Roasted Salted Poppy Seeds vs Acorn Nuts
We scientifically analyze the biological properties of Roasted Salted Poppy Seeds and Acorn Nuts. Review the differences in macronutrients, vitamins, minerals, and our final nutritional verdict.

Roasted Salted Poppy Seeds
Papaver somniferum

Acorn Nuts
Quercus spp.
Key Nutritional Advantages
| Nutrient / Metric | Roasted Salted Poppy Seeds (100g) | Acorn Nuts (100g) |
|---|---|---|
| Calories | 600 kcal | 387 kcal |
| Protein | 20.8g | 6g |
| Fats | 50g | 24g |
| Carbohydrates | 28g | 40g |
| Dietary Fiber | 19.5g | 9g |
| GIGlycemic Index | 35 | 15 |
| Water Content | 5% | 6% |
Nutritional Verdict
Based on nutrient-density scores (highly bioavailable proteins, soluble prebiotic fiber, and balanced glycemic metrics), Roasted Salted Poppy Seeds is programmatically rated superior for structural cellular health.
Roasted Salted Poppy Seeds
Roasted salted poppy seeds are nutrient-dense seeds known for their rich flavor and health benefits. They are a good source of healthy fats, protein, and essential minerals.
Acorn Nuts
Acorn nuts are the seeds of oak trees, rich in nutrients and traditionally used in various cuisines. They are high in healthy fats, fiber, and essential vitamins and minerals.
Nutritional Intelligence Comparative Analysis
Cross-clinical evaluation based on micronutrient densities, absorption profiles, and bioactive compounds.
1. Macronutrient Battle and Energy Density
When evaluating energy intake, Roasted Salted Poppy Seeds provides 600 calories per 100g, compared to 387 calories in Acorn Nuts. This makes Roasted Salted Poppy Seeds more energy-dense, whereas Acorn Nuts stands out for its lower caloric footprint.
In the protein matrix, Roasted Salted Poppy Seeds delivers 20.8g of protein per 100g, while Acorn Nuts records 6g. For athletes and lean mass preservation, Roasted Salted Poppy Seeds offers a clear biochemical advantage.
Carbohydrate structures and the Glycemic Index (GI) yield different metabolic dynamics: Roasted Salted Poppy Seeds has 28g of carbs with an estimated GI of 35, whereas Acorn Nuts has 40g with a GI of 15. Acorn Nuts results in a more controlled, steady insulin response.
Regarding gut health, Roasted Salted Poppy Seeds features 19.5g of fiber per 100g, compared to 9g in Acorn Nuts. Consuming Roasted Salted Poppy Seeds significantly favors satiety and digestive transit.
2. Micronutrient Profile (Vitamins and Minerals)
Micronutrient analysis highlights the essential vitamins and minerals of each food, expressed as a percentage of the recommended Daily Value (%DV).
Roasted Salted Poppy Seeds's profile is highly notable for: magnesium (540mg, 136% VDR) and copper (1.2mg, 135% VDR) and phosphorus (860mg, 123% VDR).

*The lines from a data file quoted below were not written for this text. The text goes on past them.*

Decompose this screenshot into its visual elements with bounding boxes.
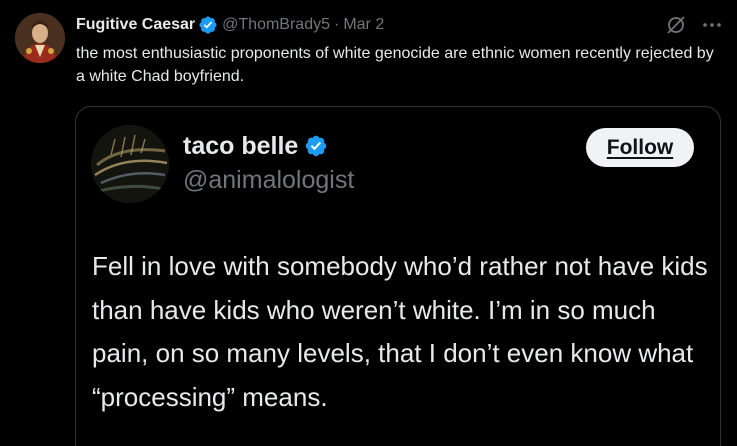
verified-icon[interactable]	[198, 15, 218, 35]
quoted-author-avatar[interactable]	[91, 125, 169, 203]
separator-dot: ·	[334, 16, 340, 33]
tweet-header: Fugitive Caesar @ThomBrady5 · Mar 2	[76, 14, 384, 36]
verified-icon[interactable]	[304, 134, 328, 158]
author-handle[interactable]: @ThomBrady5	[222, 14, 330, 36]
quoted-tweet-text: Fell in love with somebody who’d rather …	[92, 251, 708, 412]
quoted-author-row: taco belle	[183, 131, 328, 161]
tweet-text: the most enthusiastic proponents of whit…	[76, 45, 714, 85]
quoted-author-handle[interactable]: @animalologist	[183, 165, 354, 195]
quoted-tweet[interactable]: taco belle @animalologist Follow Fell in…	[75, 106, 721, 446]
author-avatar[interactable]	[15, 13, 65, 63]
tweet-date[interactable]: Mar 2	[343, 14, 384, 36]
follow-button[interactable]: Follow	[586, 128, 694, 167]
grok-icon[interactable]	[664, 13, 688, 37]
quoted-author-name[interactable]: taco belle	[183, 131, 298, 161]
author-name[interactable]: Fugitive Caesar	[76, 14, 195, 36]
tweet: Fugitive Caesar @ThomBrady5 · Mar 2 the …	[0, 0, 737, 446]
more-icon[interactable]	[700, 13, 724, 37]
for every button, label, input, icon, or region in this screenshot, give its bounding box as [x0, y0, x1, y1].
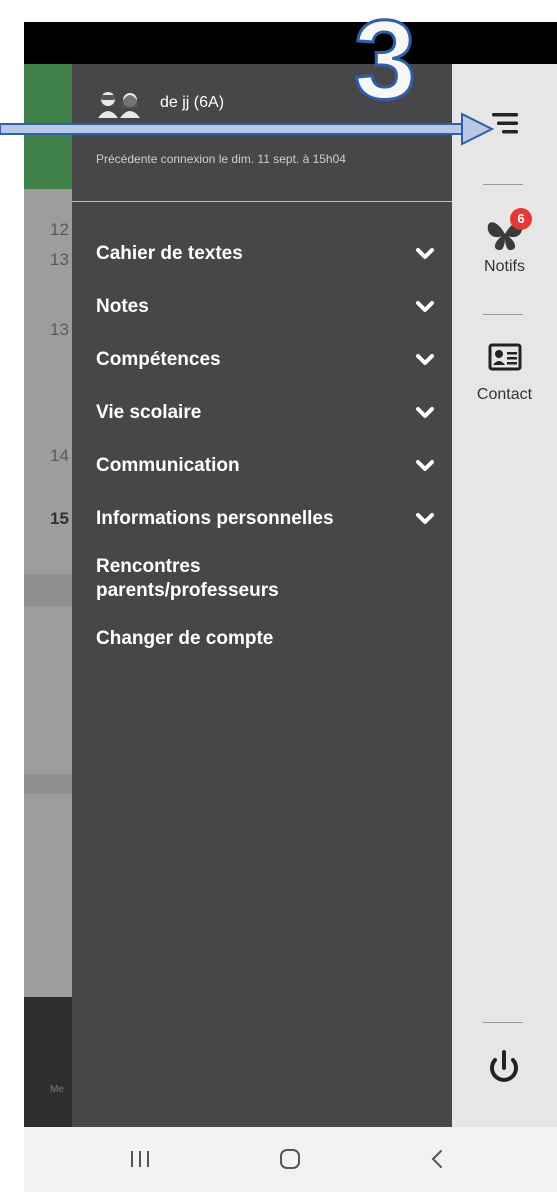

Conversely, Acorn Nuts stands out especially in: vitamin b6 (pyridoxine) (0.3mg, 15% VDR) and potassium (450mg, 13% VDR) and vitamin-c (1mg, 1% VDR).
3. Medicinal Properties and Bioactive Compounds
From a phytonutrient and bioactive perspective, each superfood interacts with cellular receptors uniquely to deliver medicinal and cell-protective benefits.
Roasted Salted Poppy Seeds contains highly valuable active principles: Oleic acid (Promotes heart health by reducing bad cholesterol levels.), Linoleic acid (Supports skin health and reduces inflammation.).
Roasted Salted Poppy Seeds posee propiedades descritas como: Antioxidant, Anti-inflammatory.
4. AI Clinical Verdict
We conclude with the AI Clinical Verdict. Evaluating the Nutri-Scores (Roasted Salted Poppy Seeds: 100/100 vs Acorn Nuts: 81/100), we determine that Roasted Salted Poppy Seeds offers a superior overall nutrient density profile.
For Weight Control / Caloric Deficit, the recommended food is Acorn Nuts due to its excellent volume-to-calorie ratio and hydration/fiber content.
For Muscle Gain and Athletic Performance, the biochemically advantageous option is Roasted Salted Poppy Seeds because of its higher protein/amino acid content.
For Glycemic Control / Insulin Sensitivity, Acorn Nuts is recommended due to its low glycemic impact.
For Cardiovascular Health and Antioxidants, Roasted Salted Poppy Seeds stands out due to its concentration of cardioprotective compounds and key minerals.